You don’t pay anything directly to Google and Meta but you see ads.
Financed by device: Apple’s business model
You can use Notes and Pages to write things and take notes.
You don’t pay for these two apps, but you pay for your Macbook in front to access these apps.
Financed by subscription: Notion and Canva’s business model
You can use Notion and Canva for productivity.
You can use ChatGPT’s free tier and access to the base models.
You don’t have to pay for Notion’s free tier for individual usage. They are betting that the product is so good that you will bring it to your company.
You don’t have to pay for ChatGPT. Other subscribers, enterprise customers, and investors are paying (for now).
Looking at the Tech landscape, there areare no major B2Ctech companies out there except the logs above.

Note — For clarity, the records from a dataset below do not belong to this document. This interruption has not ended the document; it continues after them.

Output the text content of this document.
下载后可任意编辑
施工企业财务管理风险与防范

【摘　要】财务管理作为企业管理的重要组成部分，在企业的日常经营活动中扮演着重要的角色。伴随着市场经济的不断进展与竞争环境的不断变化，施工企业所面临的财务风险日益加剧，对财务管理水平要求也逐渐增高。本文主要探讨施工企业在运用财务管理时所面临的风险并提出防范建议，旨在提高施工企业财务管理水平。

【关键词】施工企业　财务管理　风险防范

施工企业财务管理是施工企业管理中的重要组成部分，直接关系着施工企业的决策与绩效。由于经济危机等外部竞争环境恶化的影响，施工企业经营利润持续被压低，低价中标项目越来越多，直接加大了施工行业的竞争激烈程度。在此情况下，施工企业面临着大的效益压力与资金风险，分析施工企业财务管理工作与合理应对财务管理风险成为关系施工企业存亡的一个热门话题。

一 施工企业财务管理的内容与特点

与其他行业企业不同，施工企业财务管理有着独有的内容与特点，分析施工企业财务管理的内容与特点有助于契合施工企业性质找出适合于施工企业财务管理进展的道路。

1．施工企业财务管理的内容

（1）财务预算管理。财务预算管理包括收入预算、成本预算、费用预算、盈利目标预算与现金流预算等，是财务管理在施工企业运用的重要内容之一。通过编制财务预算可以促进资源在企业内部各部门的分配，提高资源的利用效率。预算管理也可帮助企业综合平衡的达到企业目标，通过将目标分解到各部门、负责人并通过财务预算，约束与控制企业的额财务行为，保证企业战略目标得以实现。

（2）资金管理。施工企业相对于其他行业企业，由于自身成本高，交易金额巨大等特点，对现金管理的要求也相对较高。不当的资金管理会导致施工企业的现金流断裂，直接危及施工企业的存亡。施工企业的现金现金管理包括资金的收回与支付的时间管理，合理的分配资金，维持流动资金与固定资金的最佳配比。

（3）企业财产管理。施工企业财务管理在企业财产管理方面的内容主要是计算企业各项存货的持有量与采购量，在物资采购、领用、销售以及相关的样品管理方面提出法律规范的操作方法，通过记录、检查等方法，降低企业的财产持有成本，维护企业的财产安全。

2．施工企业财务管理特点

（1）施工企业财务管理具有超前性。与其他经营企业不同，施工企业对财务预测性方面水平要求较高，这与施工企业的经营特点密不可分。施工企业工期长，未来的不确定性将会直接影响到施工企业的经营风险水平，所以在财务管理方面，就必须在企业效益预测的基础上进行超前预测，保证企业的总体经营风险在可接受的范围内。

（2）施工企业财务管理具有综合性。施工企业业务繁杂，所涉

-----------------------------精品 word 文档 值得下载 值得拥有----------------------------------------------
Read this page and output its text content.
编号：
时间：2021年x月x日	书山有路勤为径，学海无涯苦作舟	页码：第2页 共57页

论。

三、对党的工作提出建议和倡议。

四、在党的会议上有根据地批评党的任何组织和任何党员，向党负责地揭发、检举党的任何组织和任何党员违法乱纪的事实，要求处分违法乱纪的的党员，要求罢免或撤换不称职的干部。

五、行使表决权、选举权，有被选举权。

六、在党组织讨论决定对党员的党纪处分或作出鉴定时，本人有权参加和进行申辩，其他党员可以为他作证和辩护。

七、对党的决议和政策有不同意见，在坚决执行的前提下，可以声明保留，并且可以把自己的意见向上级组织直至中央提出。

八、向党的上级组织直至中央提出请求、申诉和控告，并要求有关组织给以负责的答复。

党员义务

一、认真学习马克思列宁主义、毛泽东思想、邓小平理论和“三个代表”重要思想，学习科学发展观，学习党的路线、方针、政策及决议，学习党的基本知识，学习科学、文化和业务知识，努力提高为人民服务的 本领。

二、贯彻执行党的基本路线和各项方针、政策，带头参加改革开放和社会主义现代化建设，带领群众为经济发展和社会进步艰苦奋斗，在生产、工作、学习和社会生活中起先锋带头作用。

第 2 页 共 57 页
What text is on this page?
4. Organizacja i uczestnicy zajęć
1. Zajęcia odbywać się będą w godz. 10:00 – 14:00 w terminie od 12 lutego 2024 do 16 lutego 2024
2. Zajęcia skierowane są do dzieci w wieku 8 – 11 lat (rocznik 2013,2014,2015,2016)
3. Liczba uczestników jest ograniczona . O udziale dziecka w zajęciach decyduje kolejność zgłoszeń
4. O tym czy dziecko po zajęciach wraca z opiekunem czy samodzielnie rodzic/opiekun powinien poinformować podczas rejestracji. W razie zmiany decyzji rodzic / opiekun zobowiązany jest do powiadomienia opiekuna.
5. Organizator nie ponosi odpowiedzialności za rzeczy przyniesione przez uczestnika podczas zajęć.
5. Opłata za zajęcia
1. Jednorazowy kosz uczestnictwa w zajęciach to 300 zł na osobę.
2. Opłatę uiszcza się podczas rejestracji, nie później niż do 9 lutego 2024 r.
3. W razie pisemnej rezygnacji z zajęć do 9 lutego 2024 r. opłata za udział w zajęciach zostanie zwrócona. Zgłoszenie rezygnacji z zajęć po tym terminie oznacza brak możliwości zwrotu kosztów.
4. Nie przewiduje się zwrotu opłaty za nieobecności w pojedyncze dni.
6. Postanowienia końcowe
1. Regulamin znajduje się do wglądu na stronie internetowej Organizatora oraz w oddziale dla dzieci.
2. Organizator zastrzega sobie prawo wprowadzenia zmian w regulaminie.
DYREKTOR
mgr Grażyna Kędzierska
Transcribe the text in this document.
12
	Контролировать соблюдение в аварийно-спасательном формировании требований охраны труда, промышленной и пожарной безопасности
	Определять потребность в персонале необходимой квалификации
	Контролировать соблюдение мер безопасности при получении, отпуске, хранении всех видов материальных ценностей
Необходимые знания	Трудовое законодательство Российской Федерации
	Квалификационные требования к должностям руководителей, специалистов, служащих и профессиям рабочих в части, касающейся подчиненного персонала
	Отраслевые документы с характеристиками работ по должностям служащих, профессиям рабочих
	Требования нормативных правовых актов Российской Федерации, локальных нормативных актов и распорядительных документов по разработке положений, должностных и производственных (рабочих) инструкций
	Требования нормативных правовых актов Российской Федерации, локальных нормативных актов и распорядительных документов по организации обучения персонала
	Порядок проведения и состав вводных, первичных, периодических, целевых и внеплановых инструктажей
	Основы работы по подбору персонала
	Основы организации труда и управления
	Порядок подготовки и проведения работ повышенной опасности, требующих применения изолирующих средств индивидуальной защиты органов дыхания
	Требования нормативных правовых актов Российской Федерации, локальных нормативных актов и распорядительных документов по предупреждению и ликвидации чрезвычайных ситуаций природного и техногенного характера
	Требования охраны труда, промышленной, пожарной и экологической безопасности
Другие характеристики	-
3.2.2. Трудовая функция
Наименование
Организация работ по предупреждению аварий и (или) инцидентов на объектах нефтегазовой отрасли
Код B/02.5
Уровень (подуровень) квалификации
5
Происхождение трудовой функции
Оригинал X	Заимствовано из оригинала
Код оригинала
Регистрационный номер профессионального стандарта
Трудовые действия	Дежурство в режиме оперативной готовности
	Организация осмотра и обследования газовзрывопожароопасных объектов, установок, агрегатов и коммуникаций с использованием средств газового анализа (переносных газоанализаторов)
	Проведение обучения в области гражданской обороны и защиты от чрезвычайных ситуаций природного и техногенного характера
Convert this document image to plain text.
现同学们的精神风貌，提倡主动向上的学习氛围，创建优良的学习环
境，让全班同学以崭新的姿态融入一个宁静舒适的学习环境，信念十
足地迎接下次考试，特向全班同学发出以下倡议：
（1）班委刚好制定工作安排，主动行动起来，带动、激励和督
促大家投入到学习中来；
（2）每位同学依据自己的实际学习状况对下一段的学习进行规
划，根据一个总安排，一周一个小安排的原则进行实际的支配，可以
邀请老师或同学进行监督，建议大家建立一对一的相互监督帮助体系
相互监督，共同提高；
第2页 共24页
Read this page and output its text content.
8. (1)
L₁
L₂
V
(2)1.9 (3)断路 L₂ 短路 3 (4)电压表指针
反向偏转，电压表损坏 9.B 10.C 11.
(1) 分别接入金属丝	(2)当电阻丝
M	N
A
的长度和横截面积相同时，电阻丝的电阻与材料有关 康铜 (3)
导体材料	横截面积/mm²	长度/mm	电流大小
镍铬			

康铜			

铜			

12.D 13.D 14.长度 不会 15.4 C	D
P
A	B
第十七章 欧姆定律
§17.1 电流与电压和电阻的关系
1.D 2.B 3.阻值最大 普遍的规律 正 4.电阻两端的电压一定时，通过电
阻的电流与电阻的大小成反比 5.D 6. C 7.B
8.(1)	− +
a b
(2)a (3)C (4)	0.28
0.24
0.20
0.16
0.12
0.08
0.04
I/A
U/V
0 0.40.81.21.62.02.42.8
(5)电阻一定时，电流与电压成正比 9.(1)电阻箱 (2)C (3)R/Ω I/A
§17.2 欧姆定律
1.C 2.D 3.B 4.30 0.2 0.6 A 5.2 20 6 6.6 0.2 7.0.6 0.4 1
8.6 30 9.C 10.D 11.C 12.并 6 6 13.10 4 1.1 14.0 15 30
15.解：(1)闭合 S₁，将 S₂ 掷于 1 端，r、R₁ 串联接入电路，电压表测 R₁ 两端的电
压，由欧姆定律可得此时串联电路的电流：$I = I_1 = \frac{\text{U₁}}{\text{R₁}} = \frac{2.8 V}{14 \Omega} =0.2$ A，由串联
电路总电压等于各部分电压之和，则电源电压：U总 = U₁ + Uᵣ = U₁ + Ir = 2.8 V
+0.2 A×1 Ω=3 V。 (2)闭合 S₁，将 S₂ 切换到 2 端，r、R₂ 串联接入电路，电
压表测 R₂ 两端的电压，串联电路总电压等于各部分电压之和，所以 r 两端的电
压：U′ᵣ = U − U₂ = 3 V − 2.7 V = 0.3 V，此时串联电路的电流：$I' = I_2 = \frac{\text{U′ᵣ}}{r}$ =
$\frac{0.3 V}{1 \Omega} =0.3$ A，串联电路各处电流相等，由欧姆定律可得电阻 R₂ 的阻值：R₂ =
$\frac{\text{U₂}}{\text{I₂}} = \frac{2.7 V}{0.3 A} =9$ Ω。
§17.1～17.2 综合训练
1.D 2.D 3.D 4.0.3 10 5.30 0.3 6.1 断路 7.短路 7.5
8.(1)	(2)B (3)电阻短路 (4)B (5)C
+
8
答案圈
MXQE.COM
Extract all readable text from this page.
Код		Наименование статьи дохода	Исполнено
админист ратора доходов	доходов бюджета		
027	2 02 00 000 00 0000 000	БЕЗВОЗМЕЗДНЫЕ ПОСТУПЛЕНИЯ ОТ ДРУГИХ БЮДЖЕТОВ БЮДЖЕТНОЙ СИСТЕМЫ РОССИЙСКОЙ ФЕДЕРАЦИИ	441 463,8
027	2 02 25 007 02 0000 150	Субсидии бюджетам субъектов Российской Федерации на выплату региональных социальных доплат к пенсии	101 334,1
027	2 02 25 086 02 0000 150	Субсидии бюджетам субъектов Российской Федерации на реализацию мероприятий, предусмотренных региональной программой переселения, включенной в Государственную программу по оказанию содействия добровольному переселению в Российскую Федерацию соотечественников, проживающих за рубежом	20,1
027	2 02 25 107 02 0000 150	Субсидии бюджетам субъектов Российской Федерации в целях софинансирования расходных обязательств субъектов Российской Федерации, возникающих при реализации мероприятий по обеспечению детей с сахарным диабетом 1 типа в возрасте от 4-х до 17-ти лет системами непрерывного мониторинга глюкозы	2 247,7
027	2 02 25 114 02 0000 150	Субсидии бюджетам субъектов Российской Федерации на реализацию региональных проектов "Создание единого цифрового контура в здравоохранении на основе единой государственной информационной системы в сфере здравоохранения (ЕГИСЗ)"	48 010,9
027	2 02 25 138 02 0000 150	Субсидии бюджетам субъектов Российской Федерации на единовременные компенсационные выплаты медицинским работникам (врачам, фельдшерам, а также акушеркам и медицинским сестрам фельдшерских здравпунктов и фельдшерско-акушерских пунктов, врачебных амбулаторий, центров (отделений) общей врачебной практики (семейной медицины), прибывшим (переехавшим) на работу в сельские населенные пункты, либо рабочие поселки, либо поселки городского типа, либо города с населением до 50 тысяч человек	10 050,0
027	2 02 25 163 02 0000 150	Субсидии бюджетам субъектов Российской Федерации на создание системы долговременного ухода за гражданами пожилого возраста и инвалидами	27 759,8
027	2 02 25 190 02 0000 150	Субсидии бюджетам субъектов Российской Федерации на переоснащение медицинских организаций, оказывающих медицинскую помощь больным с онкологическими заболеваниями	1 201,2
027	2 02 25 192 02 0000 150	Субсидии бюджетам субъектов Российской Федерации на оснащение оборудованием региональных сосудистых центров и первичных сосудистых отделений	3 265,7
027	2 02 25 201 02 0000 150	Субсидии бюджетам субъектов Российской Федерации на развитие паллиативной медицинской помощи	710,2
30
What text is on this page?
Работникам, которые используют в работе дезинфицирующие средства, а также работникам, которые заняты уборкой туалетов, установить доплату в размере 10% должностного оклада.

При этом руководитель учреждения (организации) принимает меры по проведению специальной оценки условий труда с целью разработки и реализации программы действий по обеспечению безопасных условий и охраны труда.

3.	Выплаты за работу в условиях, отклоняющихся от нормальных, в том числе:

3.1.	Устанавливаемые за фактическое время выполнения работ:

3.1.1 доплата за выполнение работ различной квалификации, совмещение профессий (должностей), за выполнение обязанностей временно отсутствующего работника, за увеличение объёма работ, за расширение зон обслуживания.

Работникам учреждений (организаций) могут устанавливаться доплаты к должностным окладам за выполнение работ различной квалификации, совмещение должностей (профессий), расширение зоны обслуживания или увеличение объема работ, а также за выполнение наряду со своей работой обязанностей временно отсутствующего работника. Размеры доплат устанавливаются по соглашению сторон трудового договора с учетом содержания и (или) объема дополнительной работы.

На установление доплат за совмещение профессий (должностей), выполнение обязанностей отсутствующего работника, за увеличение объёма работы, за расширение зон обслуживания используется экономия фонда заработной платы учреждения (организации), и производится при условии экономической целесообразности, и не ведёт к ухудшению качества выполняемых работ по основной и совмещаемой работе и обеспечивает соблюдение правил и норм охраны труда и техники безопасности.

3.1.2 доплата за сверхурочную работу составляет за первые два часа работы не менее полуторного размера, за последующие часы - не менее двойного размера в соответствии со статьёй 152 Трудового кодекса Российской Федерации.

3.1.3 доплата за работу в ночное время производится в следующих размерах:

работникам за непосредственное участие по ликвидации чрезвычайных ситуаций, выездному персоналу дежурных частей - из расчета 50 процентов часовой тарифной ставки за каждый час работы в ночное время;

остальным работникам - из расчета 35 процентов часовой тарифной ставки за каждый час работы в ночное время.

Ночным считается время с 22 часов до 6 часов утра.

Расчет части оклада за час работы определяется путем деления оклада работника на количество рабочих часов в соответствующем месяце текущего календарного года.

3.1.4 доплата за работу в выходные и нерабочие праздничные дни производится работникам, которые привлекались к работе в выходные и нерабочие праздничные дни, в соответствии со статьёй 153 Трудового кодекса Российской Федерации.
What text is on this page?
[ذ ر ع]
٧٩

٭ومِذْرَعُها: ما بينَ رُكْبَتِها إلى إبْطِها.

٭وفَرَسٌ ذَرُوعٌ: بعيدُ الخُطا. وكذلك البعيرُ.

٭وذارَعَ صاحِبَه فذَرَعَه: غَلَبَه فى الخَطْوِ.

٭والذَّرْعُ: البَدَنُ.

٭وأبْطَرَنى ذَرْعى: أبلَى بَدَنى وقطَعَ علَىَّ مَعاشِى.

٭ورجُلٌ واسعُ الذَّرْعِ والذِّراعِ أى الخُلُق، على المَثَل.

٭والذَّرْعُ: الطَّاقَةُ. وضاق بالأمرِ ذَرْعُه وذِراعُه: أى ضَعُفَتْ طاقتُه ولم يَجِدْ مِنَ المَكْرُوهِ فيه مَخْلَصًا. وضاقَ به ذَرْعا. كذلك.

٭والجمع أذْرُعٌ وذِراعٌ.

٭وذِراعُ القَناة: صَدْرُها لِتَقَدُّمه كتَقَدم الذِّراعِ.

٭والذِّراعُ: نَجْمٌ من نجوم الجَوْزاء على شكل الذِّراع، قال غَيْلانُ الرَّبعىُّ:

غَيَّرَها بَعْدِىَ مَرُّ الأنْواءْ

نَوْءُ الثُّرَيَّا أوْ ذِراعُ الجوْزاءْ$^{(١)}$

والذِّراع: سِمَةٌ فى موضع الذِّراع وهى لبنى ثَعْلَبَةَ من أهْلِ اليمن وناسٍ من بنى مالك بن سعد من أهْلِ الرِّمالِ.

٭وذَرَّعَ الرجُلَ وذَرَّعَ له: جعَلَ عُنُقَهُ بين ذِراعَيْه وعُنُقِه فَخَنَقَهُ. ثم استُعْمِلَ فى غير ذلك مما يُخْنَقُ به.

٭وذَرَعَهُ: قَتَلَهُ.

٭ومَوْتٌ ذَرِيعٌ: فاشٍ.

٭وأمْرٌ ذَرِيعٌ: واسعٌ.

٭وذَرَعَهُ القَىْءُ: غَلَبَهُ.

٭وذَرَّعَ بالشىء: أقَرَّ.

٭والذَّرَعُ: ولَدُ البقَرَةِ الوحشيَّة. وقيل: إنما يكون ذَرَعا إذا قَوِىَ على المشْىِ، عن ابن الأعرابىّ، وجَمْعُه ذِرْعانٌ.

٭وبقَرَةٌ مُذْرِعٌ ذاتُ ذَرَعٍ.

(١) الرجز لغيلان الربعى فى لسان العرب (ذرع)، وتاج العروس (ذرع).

They let us use things “for free”.”How can anyone compete with that?
It’s getting more interesting with AI. It costs a ton of money to train the models and a ton of money to serve users’ inferences (talking to the models). Ben Thompson called OpenAI the accidental consumer tech company, which is the rarest and the one who will take the most of the market. He also argued that OpenAI should serve ads as soon as possible so that they can open the best model to their 400M users and let the ads finance it.
It makes sense. However, Sam Altman is not a fan and prefers to continue the subscription model, according to Stratechery’s last interview.
To conclude, despite the significant resources needed to develop these products, consumers rarely pay directly for them. While it’s tempting to target prosumers with subscriptions, the TAM is just so much bigger when it’s free and financed by ads.